Airways New Zealand’s estimates of the annual value of the our existing fuel saving efforts through efficient vectoring and flow control are in the vicinity of NZ$20 million per year to the New Zealand airline industry. These existing fuel savings are being realised every day, right now in the skies over New Zealand's airspace through the professionalism and expertise of New Zealand’s air traffic controllers and their commitment to finding flight efficiencies for every aircraft they control.

But a number of new initiatives are starting to play an increasingly important role in airline fuel economies, by focussing on flexible and efficient routing, and further promoting collaborative working practices between airline operators, airport companies and Airways New Zealand.

Among the new initiatives is the development of an online Collaborative Arrivals Manager involving the sharing of real-time information between airlines, airport companies and Airways New Zealand, to ensure agreed scheduling during disruptive weather conditions.

The new Collaborative Arrivals Manager system is enabling New Zealand’s airlines to actively co-operate to get priority flights moving.
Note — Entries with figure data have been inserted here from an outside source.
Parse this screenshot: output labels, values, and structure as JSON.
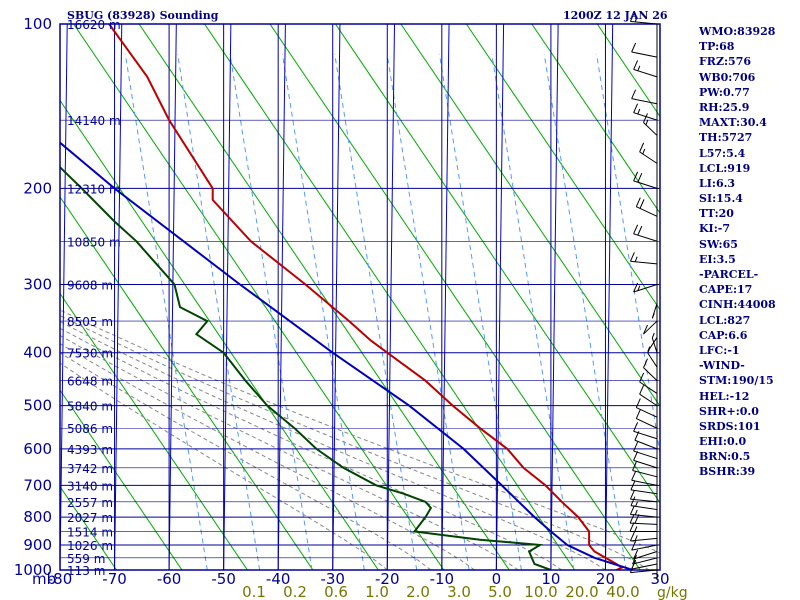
{
  "header": {
    "station": "SBUG (83928) Sounding",
    "time": "1200Z 12 JAN 26"
  },
  "stats": [
    "WMO:83928",
    "TP:68",
    "FRZ:576",
    "WB0:706",
    "PW:0.77",
    "RH:25.9",
    "MAXT:30.4",
    "TH:5727",
    "L57:5.4",
    "LCL:919",
    "LI:6.3",
    "SI:15.4",
    "TT:20",
    "KI:-7",
    "SW:65",
    "EI:3.5",
    "-PARCEL-",
    "CAPE:17",
    "CINH:44008",
    "LCL:827",
    "CAP:6.6",
    "LFC:-1",
    "-WIND-",
    "STM:190/15",
    "HEL:-12",
    "SHR+:0.0",
    "SRDS:101",
    "EHI:0.0",
    "BRN:0.5",
    "BSHR:39"
  ],
  "colors": {
    "frame": "#000099",
    "isotherm": "#0000cc",
    "dry_adiabat": "#00aa00",
    "moist_adiabat": "#888888",
    "mixing_ratio": "#5599ff",
    "temperature": "#bb0000",
    "dewpoint": "#004400",
    "parcel": "#0000bb",
    "wind": "#000000",
    "label": "#000099",
    "mixing_label": "#777700"
  },
  "chart_data": {
    "type": "skew-t sounding",
    "title": "SBUG (83928) Sounding",
    "x_unit": "C",
    "y_unit": "mb",
    "xlim": [
      -80,
      30
    ],
    "ylim": [
      1000,
      100
    ],
    "x_ticks": [
      -80,
      -70,
      -60,
      -50,
      -40,
      -30,
      -20,
      -10,
      0,
      10,
      20,
      30
    ],
    "x_tick_labels": [
      "-80",
      "-70",
      "-60",
      "-50",
      "-40",
      "-30",
      "-20",
      "-10",
      "0",
      "10",
      "20",
      "30"
    ],
    "y_ticks": [
      100,
      200,
      300,
      400,
      500,
      600,
      700,
      800,
      900,
      1000
    ],
    "y_tick_labels": [
      "100",
      "200",
      "300",
      "400",
      "500",
      "600",
      "700",
      "800",
      "900",
      "1000"
    ],
    "y_unit_label": "mb",
    "mixing_ratio_unit": "g/kg",
    "mixing_ratios": [
      0.1,
      0.2,
      0.6,
      1.0,
      2.0,
      3.0,
      5.0,
      10.0,
      20.0,
      40.0
    ],
    "mixing_ratio_labels": [
      "0.1",
      "0.2",
      "0.6",
      "1.0",
      "2.0",
      "3.0",
      "5.0",
      "10.0",
      "20.0",
      "40.0"
    ],
    "heights": [
      {
        "p": 100,
        "label": "16620 m"
      },
      {
        "p": 150,
        "label": "14140 m"
      },
      {
        "p": 200,
        "label": "12310 m"
      },
      {
        "p": 250,
        "label": "10850 m"
      },
      {
        "p": 300,
        "label": "9608 m"
      },
      {
        "p": 350,
        "label": "8505 m"
      },
      {
        "p": 400,
        "label": "7530 m"
      },
      {
        "p": 450,
        "label": "6648 m"
      },
      {
        "p": 500,
        "label": "5840 m"
      },
      {
        "p": 550,
        "label": "5086 m"
      },
      {
        "p": 600,
        "label": "4393 m"
      },
      {
        "p": 650,
        "label": "3742 m"
      },
      {
        "p": 700,
        "label": "3140 m"
      },
      {
        "p": 750,
        "label": "2557 m"
      },
      {
        "p": 800,
        "label": "2027 m"
      },
      {
        "p": 850,
        "label": "1514 m"
      },
      {
        "p": 900,
        "label": "1026 m"
      },
      {
        "p": 950,
        "label": "559 m"
      },
      {
        "p": 1000,
        "label": "113 m"
      }
    ],
    "series": [
      {
        "name": "Temperature",
        "points": [
          {
            "p": 1000,
            "t": 22
          },
          {
            "p": 990,
            "t": 23
          },
          {
            "p": 975,
            "t": 22
          },
          {
            "p": 925,
            "t": 18
          },
          {
            "p": 900,
            "t": 17
          },
          {
            "p": 850,
            "t": 17
          },
          {
            "p": 800,
            "t": 15
          },
          {
            "p": 750,
            "t": 12
          },
          {
            "p": 700,
            "t": 9
          },
          {
            "p": 650,
            "t": 5
          },
          {
            "p": 600,
            "t": 2
          },
          {
            "p": 550,
            "t": -3
          },
          {
            "p": 500,
            "t": -8
          },
          {
            "p": 450,
            "t": -13
          },
          {
            "p": 400,
            "t": -20
          },
          {
            "p": 380,
            "t": -23
          },
          {
            "p": 350,
            "t": -27
          },
          {
            "p": 300,
            "t": -35
          },
          {
            "p": 250,
            "t": -45
          },
          {
            "p": 210,
            "t": -52
          },
          {
            "p": 200,
            "t": -52
          },
          {
            "p": 150,
            "t": -60
          },
          {
            "p": 125,
            "t": -64
          },
          {
            "p": 100,
            "t": -71
          }
        ]
      },
      {
        "name": "Dewpoint",
        "points": [
          {
            "p": 1000,
            "t": 10
          },
          {
            "p": 975,
            "t": 7
          },
          {
            "p": 925,
            "t": 6
          },
          {
            "p": 900,
            "t": 8
          },
          {
            "p": 880,
            "t": -3
          },
          {
            "p": 850,
            "t": -15
          },
          {
            "p": 800,
            "t": -13
          },
          {
            "p": 770,
            "t": -12
          },
          {
            "p": 750,
            "t": -13
          },
          {
            "p": 725,
            "t": -17
          },
          {
            "p": 700,
            "t": -22
          },
          {
            "p": 650,
            "t": -28
          },
          {
            "p": 600,
            "t": -33
          },
          {
            "p": 550,
            "t": -37
          },
          {
            "p": 500,
            "t": -42
          },
          {
            "p": 450,
            "t": -46
          },
          {
            "p": 400,
            "t": -50
          },
          {
            "p": 370,
            "t": -55
          },
          {
            "p": 350,
            "t": -53
          },
          {
            "p": 330,
            "t": -58
          },
          {
            "p": 300,
            "t": -59
          },
          {
            "p": 250,
            "t": -66
          },
          {
            "p": 230,
            "t": -70
          },
          {
            "p": 200,
            "t": -76
          },
          {
            "p": 175,
            "t": -82
          }
        ]
      },
      {
        "name": "Parcel",
        "points": [
          {
            "p": 1000,
            "t": 25
          },
          {
            "p": 950,
            "t": 18
          },
          {
            "p": 900,
            "t": 13
          },
          {
            "p": 850,
            "t": 10
          },
          {
            "p": 800,
            "t": 7
          },
          {
            "p": 700,
            "t": 1
          },
          {
            "p": 600,
            "t": -6
          },
          {
            "p": 500,
            "t": -16
          },
          {
            "p": 400,
            "t": -30
          },
          {
            "p": 300,
            "t": -47
          },
          {
            "p": 200,
            "t": -70
          },
          {
            "p": 165,
            "t": -80
          }
        ]
      }
    ],
    "wind_barbs": [
      {
        "p": 1000,
        "dir": 260,
        "spd": 5
      },
      {
        "p": 975,
        "dir": 250,
        "spd": 10
      },
      {
        "p": 950,
        "dir": 245,
        "spd": 10
      },
      {
        "p": 925,
        "dir": 240,
        "spd": 10
      },
      {
        "p": 900,
        "dir": 250,
        "spd": 10
      },
      {
        "p": 875,
        "dir": 260,
        "spd": 15
      },
      {
        "p": 850,
        "dir": 270,
        "spd": 15
      },
      {
        "p": 825,
        "dir": 275,
        "spd": 20
      },
      {
        "p": 800,
        "dir": 280,
        "spd": 15
      },
      {
        "p": 775,
        "dir": 285,
        "spd": 15
      },
      {
        "p": 750,
        "dir": 280,
        "spd": 10
      },
      {
        "p": 725,
        "dir": 285,
        "spd": 10
      },
      {
        "p": 700,
        "dir": 290,
        "spd": 10
      },
      {
        "p": 675,
        "dir": 295,
        "spd": 10
      },
      {
        "p": 650,
        "dir": 300,
        "spd": 10
      },
      {
        "p": 625,
        "dir": 300,
        "spd": 10
      },
      {
        "p": 600,
        "dir": 305,
        "spd": 10
      },
      {
        "p": 575,
        "dir": 300,
        "spd": 10
      },
      {
        "p": 550,
        "dir": 310,
        "spd": 10
      },
      {
        "p": 525,
        "dir": 310,
        "spd": 10
      },
      {
        "p": 500,
        "dir": 320,
        "spd": 10
      },
      {
        "p": 475,
        "dir": 320,
        "spd": 10
      },
      {
        "p": 450,
        "dir": 330,
        "spd": 10
      },
      {
        "p": 425,
        "dir": 340,
        "spd": 5
      },
      {
        "p": 400,
        "dir": 350,
        "spd": 5
      },
      {
        "p": 375,
        "dir": 200,
        "spd": 5
      },
      {
        "p": 350,
        "dir": 210,
        "spd": 10
      },
      {
        "p": 325,
        "dir": 190,
        "spd": 5
      },
      {
        "p": 300,
        "dir": 240,
        "spd": 15
      },
      {
        "p": 275,
        "dir": 280,
        "spd": 15
      },
      {
        "p": 250,
        "dir": 300,
        "spd": 20
      },
      {
        "p": 225,
        "dir": 310,
        "spd": 20
      },
      {
        "p": 200,
        "dir": 300,
        "spd": 20
      },
      {
        "p": 180,
        "dir": 320,
        "spd": 15
      },
      {
        "p": 160,
        "dir": 330,
        "spd": 15
      },
      {
        "p": 150,
        "dir": 300,
        "spd": 15
      },
      {
        "p": 140,
        "dir": 290,
        "spd": 10
      },
      {
        "p": 125,
        "dir": 300,
        "spd": 15
      },
      {
        "p": 115,
        "dir": 290,
        "spd": 10
      },
      {
        "p": 100,
        "dir": 280,
        "spd": 15
      }
    ]
  }
}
The result is fuel economies driven by more effective scheduling, with a subsequent reduction in greenhouse gas emissions as holding patterns in the air and engine idling on the ground are significantly reduced.

Over our vast Oceanic airspace of the South Pacific Ocean, User Preferred Routing, which has been operational over New Zealand’s oceanic airspace for a number of years, means pilots are electing to alter their routes while they are airborne to achieve better flight efficiency through the benefit of prevailing wind patterns. The use of Dynamic Airborne Rerouting enhances this facility by allowing pilots to alter their routes based on the latest weather information in real time, as they fly.

The recent introduction of a reduced 30/30 nautical mile horizontal separation standard within our Oceanic sector – a world first for such a reduced separation standard - provides for further efficiency and emission reductions for international flights through improved access to their preferred routes and flight levels, with no reduction in safety.

Airways New Zealand has also been working with Air New Zealand and Qantas to conduct an Optimised Arrival Trial which allows landing aircraft to follow continuous descent approach procedures into Auckland airport.

The ‘fuel-optimised descents’ have been flown with aircraft engines set at idle, thereby significantly reducing fuel burn and greenhouse gas emissions. The trial established that the potential fuel savings and associated emission reductions of using these types of optimised descent approaches are real and significant. Airways is now working with its airline customers to explore ways to include these types of descent profiles into regular operation.

Airways’ ‘Strategic Vision of Air Traffic Management in New Zealand in 2015 and Beyond’ sets out our expectations of New Zealand’s future air traffic management system which will feature improved safety, greater capacity, and reduced greenhouse gas emissions.

Known as ‘Required Navigation Performance’ (RNP), this project sets out a blueprint for the future of New Zealand’s air traffic management environment, by reducing the track miles and designing routes which optimise unrestricted climb and descent, further minimising greenhouse gas emissions.

Airways’ vision of the future and its embraced philosophy of partnership with its customers combine to lead the industry in its approach to future Air Traffic Management development. Airways recognises that aviation does have an environmental impact and is committed to doing everything it can to limit the industry’s impact on the environment.